Published May 09, 2007 11:48 pm - A wide variety of local projects have been eliminated — at least temporarily — by a flurry of vetoes issued by Gov. Tim Pawlenty, who accuses Democrats who control the Legislature of spending too much and reforming too little.
Vetoes have local impact
Political battle between Pawlenty, DFL leaving some programs in limbo
By Mark Fischenich
The Free Press
A wide variety of local projects have been eliminated — at least temporarily — by a flurry of vetoes issued by Gov. Tim Pawlenty, who accuses Democrats who control the Legislature of spending too much and reforming too little.
While the Republican governor and DFL leaders butt heads, south-central Minnesotans are left wondering about budgets for their favorite projects or their place of employment as the legislative session moves into its final 10 days.
“It makes a big difference who’s governor, doesn’t it?” said Joe Kunkel, a political science professor at Minnesota State University. “The governor’s got the veto, the governor’s got the line-item veto.”
And Democrats controlling the Legislature don’t have the two-thirds majority needed to override Pawlenty’s vetoes.
“All he needs is one-third plus one in one house and a willingness to go to the wall,” Kunkel said.

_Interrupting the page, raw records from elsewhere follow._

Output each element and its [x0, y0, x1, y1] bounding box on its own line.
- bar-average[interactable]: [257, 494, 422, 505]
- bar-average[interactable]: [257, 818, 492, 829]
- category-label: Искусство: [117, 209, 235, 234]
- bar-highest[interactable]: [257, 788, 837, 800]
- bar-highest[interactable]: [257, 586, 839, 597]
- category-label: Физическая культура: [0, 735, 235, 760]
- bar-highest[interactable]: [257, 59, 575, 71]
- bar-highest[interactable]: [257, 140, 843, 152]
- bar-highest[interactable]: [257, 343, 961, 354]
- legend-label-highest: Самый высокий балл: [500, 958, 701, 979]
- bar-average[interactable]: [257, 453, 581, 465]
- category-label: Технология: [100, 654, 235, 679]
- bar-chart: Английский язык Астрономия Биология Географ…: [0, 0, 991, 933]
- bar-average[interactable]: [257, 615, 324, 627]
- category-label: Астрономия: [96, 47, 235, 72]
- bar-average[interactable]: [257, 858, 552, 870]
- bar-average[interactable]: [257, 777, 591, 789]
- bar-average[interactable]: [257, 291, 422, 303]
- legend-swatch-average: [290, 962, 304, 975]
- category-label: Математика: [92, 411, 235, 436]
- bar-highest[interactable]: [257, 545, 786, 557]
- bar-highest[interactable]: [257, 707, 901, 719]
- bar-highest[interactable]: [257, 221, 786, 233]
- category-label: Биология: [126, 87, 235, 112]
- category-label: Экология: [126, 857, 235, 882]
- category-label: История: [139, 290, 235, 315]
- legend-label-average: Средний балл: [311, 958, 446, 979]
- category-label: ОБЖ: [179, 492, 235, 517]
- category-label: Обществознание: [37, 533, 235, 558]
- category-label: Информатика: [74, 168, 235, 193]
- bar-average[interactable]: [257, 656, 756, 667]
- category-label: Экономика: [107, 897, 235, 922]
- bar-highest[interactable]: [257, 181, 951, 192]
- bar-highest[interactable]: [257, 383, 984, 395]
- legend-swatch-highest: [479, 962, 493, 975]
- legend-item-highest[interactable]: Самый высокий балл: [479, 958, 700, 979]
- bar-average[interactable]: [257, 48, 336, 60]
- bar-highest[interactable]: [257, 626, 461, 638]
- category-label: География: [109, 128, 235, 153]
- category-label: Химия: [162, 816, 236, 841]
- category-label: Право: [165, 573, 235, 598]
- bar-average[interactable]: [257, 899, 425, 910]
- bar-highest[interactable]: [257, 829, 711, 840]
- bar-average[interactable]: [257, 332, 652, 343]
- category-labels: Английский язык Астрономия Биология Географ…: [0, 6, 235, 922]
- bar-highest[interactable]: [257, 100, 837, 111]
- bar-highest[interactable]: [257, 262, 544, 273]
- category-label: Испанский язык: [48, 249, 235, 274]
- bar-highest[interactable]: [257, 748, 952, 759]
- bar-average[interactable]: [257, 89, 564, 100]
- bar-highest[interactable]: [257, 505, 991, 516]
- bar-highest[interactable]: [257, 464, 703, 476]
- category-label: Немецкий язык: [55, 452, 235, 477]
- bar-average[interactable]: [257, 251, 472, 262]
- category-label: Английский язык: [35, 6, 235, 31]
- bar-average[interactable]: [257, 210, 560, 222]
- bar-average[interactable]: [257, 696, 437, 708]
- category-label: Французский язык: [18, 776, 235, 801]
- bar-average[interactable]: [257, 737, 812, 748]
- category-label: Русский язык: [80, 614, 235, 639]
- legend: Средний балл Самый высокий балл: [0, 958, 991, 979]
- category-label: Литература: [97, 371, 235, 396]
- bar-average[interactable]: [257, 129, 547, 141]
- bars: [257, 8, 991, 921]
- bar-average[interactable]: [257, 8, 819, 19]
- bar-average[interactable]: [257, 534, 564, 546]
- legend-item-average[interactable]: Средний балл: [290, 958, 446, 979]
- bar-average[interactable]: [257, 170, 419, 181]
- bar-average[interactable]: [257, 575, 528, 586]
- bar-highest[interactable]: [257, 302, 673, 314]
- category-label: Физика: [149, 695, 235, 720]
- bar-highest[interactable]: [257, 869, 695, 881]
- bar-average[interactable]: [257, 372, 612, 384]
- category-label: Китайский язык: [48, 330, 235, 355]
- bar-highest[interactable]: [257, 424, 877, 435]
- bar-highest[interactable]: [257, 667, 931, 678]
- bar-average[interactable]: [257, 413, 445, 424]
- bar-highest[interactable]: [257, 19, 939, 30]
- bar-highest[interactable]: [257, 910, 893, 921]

The vetoes set the stage for some hard negotiations and leave a lot of government-financed programs in limbo.
Two lakes, three vetoes
Funding to remove tornado debris from Lake Emily just east of St. Peter was wiped out when Pawlenty vetoed the entire jobs and economic development budget bill. The compromise bill worked out by a House-Senate conference committee had included $75,000 to clean up the lake after an August tornado dropped debris into it from damaged and destroyed lakeside homes.
Another area lake clean-up project has now been struck by a pair of vetoes. Plans to reduce the amount of sediment and other pollution going into Sibley County’s Lake Titloe were funded partly in the state capital improvements bill, commonly called the bonding bill, and partly in the environment and natural resources budget bill.
The bonding bill was vetoed May 1, eliminating $165,000 for reducing the amount of sediment in the Rush River upstream from Lake Titloe.
Pawlenty signed the environment funding bill Tuesday but used a line-item veto to eliminate $200,000 to help Gaylord set up holding ponds for its storm water to keep it from going directly into the heavily polluted lake.
“Although this is an important water quality initiative, it is more appropriately funded in an upcoming capital improvements bill, either this year or in the traditional bonding year,” Pawlenty wrote in his veto message.